The fifth flaw involves the choice of safety endpoints. The trialists' choice of "nonprocedural" bleeding as a primary safety endpoint is not appropriate. Nonprocedural endpoints are reasonable only as exploratory secondary endpoints. LAAC is an invasive procedure; one of its primary safety issues is procedural bleeding due to perforation, pericardial effusion, and tamponade. A patient cannot avoid procedural bleeding.
How best to deal with stroke prevention and reduction of bleeding after ablation in the left atrium is a relevant clinical issue.

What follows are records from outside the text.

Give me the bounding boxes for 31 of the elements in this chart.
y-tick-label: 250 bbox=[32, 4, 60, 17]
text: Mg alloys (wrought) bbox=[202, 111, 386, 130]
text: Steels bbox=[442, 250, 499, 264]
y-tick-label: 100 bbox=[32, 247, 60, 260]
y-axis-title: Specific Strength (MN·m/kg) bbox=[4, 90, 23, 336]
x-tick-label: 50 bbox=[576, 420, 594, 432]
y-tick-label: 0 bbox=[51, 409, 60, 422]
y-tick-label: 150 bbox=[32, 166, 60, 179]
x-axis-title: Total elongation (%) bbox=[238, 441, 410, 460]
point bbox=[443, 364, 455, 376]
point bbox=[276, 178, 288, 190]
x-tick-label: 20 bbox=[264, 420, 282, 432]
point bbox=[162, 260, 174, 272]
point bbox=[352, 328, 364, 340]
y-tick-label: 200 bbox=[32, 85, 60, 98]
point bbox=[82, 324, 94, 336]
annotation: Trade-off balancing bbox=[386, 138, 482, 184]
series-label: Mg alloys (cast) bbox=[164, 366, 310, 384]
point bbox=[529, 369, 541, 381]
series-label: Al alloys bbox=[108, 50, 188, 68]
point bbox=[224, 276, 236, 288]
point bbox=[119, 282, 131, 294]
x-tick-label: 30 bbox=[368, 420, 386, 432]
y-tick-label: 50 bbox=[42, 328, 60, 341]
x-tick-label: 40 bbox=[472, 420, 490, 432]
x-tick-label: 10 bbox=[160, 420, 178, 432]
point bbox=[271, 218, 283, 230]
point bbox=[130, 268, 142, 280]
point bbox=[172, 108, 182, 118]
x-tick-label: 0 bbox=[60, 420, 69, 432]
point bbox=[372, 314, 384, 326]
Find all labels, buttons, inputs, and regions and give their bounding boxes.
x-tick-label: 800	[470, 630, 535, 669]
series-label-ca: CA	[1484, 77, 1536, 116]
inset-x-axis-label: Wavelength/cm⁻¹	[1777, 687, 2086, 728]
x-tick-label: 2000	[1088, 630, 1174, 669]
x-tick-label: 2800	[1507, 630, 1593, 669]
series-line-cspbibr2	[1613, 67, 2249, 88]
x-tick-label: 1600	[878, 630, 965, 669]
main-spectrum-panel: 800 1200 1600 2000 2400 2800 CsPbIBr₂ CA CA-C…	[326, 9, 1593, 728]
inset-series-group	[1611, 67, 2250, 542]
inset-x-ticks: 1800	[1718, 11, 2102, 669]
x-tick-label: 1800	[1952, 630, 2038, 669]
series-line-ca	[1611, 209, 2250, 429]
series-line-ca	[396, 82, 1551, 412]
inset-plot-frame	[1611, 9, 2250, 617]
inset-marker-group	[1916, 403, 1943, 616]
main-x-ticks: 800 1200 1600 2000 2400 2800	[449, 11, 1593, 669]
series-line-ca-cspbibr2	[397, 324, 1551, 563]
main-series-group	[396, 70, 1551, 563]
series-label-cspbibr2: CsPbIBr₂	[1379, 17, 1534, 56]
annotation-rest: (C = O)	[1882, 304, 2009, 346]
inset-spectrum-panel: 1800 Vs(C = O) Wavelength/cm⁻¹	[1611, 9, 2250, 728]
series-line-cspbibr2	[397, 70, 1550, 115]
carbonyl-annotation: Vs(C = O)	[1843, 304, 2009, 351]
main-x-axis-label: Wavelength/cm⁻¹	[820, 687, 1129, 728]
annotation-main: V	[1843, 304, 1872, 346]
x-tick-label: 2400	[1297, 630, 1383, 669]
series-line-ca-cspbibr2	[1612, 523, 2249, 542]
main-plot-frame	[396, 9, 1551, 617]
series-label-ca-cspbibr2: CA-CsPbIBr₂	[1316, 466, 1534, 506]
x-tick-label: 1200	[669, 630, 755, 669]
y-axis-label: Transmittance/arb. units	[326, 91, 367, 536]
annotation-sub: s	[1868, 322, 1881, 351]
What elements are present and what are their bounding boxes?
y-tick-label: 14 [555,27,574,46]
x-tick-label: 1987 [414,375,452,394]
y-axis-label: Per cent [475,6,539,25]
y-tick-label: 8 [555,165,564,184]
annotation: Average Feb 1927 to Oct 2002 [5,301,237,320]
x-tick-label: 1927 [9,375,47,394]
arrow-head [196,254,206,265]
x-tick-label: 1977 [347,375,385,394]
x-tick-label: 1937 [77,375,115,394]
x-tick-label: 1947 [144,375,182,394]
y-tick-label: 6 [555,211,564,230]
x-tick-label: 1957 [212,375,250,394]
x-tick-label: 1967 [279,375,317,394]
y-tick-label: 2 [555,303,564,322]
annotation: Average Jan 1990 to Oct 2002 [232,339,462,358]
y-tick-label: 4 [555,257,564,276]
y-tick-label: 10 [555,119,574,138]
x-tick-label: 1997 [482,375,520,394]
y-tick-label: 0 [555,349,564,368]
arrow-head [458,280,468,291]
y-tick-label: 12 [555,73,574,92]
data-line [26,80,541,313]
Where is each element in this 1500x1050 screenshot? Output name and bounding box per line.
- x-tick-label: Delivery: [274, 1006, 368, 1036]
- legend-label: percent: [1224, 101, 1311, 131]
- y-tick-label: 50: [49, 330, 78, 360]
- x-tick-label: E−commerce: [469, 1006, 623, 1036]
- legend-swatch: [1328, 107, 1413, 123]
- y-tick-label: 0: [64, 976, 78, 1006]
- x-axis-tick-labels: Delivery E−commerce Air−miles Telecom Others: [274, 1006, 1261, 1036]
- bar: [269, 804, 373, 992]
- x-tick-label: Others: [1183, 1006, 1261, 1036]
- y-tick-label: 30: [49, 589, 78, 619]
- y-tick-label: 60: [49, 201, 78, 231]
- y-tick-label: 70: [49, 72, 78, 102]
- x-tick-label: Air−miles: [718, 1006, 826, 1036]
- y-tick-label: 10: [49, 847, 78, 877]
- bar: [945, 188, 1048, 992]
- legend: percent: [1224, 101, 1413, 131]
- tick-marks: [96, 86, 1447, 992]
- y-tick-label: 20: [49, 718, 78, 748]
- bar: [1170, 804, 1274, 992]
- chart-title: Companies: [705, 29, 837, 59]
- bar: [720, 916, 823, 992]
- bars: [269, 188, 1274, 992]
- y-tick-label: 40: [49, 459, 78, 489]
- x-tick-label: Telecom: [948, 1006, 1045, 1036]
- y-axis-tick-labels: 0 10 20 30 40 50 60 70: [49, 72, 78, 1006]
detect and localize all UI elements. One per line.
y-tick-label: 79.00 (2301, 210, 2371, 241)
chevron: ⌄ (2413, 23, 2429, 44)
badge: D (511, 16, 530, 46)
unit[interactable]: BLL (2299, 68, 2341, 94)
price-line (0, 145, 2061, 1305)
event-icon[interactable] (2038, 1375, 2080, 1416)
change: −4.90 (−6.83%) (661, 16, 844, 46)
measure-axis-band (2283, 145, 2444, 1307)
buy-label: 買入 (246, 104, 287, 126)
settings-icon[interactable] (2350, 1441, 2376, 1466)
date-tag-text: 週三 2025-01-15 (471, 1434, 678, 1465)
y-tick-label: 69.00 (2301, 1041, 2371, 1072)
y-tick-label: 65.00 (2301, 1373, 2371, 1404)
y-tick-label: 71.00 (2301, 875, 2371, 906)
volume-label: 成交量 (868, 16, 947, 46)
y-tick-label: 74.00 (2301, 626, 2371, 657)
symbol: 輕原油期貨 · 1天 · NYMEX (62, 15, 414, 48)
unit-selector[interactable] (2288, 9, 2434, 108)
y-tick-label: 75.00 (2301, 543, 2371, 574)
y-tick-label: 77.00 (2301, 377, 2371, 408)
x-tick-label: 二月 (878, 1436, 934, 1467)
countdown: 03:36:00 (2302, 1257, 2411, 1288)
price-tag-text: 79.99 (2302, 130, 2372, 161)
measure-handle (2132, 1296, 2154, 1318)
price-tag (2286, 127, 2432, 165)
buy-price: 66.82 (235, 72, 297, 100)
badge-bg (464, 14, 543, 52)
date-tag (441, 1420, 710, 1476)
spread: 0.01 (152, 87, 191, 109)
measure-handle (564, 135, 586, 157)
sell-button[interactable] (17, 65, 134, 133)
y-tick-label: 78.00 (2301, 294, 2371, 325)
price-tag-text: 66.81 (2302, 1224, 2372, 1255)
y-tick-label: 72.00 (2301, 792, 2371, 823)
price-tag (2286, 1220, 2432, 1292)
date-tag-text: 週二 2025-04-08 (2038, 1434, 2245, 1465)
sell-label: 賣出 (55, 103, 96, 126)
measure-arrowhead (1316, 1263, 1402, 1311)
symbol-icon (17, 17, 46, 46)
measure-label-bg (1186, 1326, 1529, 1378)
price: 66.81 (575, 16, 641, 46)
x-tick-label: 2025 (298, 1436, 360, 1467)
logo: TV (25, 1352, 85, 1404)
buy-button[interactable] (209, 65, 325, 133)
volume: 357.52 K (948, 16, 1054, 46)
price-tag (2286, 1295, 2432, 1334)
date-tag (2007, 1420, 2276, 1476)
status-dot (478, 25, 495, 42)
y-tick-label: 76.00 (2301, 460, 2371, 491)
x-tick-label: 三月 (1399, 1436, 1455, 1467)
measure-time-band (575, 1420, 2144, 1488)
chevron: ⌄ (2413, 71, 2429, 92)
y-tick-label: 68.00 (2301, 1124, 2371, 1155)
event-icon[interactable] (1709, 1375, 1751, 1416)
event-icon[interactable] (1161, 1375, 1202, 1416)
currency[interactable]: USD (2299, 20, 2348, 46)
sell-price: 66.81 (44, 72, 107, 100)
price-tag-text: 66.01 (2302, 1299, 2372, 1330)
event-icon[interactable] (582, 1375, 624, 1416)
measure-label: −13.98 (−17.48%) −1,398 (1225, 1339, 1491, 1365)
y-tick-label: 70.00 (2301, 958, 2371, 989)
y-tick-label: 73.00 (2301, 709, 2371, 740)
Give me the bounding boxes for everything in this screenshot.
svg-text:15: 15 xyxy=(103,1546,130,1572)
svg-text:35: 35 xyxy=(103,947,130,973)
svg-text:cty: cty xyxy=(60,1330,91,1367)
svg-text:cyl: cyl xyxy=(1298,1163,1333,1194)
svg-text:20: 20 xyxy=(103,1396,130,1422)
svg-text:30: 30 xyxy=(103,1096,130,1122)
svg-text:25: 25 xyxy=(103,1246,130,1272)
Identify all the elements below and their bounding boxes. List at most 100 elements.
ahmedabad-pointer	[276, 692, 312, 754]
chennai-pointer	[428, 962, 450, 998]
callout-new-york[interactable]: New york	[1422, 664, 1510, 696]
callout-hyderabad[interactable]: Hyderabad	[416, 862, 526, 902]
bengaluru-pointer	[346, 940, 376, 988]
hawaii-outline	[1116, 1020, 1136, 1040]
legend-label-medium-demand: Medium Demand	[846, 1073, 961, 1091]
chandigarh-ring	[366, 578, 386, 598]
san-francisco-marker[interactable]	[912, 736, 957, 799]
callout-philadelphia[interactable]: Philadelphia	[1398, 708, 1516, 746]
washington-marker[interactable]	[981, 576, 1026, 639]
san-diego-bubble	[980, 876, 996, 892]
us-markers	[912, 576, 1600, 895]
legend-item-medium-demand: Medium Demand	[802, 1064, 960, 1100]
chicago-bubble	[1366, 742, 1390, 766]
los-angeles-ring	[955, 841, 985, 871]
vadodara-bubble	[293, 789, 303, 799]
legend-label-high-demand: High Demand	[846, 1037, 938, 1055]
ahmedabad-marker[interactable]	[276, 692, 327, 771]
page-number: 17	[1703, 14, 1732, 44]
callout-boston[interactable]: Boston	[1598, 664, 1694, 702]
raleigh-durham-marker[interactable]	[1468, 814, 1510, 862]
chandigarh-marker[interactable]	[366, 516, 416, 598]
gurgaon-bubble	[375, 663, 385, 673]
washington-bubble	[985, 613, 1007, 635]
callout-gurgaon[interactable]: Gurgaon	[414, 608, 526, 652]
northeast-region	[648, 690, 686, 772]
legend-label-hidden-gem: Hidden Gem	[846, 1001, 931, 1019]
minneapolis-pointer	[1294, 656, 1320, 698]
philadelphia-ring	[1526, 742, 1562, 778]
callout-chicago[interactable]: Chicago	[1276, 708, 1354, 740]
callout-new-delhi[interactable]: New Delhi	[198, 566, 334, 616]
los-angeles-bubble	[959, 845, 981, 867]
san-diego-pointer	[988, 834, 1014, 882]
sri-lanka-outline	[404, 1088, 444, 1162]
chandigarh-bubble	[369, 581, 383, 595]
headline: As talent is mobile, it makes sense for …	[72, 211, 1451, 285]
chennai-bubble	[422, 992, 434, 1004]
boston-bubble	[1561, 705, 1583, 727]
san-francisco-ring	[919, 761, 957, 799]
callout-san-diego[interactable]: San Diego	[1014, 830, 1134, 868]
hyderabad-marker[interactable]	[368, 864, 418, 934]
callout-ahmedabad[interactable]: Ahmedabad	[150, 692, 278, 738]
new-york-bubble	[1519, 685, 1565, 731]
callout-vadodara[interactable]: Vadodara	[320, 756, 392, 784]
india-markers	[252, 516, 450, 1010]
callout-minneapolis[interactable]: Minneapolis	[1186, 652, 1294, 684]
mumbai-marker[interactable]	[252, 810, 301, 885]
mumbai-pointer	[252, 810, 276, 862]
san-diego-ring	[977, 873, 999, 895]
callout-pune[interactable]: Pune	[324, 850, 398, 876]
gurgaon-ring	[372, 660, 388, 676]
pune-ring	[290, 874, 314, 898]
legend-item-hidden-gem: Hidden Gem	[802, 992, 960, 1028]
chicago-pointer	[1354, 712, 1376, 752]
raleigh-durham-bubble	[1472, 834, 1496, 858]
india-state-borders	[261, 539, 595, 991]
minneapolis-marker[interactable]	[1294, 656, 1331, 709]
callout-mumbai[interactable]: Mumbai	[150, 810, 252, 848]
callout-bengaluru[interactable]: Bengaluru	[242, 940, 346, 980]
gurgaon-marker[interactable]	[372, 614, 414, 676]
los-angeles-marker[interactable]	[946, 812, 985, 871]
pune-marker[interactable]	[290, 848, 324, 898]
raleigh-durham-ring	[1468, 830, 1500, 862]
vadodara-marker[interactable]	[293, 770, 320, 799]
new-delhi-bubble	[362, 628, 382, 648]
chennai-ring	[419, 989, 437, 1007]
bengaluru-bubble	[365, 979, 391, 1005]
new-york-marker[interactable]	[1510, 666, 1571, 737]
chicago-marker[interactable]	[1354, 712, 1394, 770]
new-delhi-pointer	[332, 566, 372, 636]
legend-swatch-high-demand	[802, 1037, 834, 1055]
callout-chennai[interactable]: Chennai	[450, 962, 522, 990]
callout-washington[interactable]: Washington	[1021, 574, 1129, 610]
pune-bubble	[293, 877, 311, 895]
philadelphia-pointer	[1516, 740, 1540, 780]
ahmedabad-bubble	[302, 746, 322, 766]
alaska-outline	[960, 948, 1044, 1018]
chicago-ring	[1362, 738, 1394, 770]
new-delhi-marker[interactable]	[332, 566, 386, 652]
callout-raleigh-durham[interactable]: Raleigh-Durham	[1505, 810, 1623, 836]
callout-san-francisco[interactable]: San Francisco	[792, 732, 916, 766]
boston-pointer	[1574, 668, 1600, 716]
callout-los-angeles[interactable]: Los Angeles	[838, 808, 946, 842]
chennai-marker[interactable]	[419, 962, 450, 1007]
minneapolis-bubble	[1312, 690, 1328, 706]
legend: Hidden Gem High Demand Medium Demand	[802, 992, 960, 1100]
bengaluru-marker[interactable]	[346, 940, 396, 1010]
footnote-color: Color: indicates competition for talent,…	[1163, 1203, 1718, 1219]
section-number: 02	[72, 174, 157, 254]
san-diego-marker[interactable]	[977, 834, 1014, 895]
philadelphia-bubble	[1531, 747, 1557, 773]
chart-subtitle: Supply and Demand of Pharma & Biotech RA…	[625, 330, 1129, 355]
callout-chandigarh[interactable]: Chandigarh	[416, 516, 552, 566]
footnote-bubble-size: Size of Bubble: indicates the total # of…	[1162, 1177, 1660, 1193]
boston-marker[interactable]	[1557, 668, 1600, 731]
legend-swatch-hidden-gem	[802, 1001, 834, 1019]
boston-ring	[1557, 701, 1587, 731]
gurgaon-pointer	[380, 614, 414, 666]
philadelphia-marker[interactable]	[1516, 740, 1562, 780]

After AF ablation, patients often ask whether they need to take oral anticoagulants; we have no evidence to guide our recommendation.
The challenges are that postablation thrombotic and bleeding events occur infrequently, and AF is a chronic condition that can recur years after ablation. OPTION will provide some evidence, but its serious design flaws will limit its use in decision-making. These flaws, however, probably will not dampen the marketing or spin after the trial.
I write about the flaws in trial design not to attack the sponsors or authors. Instead, I hope to improve clinical translation of this trial.
The current popularity of LAAC far exceeds its evidentiary basis. By identifying the many limitations of this trial before the results are presented, I aim to help my colleagues see through the enthusiasm of a positive trial.
For if they do not, many people will have foreign bodies placed in their hearts -- with extremely weak supportive evidence and the possibility of long-term harm.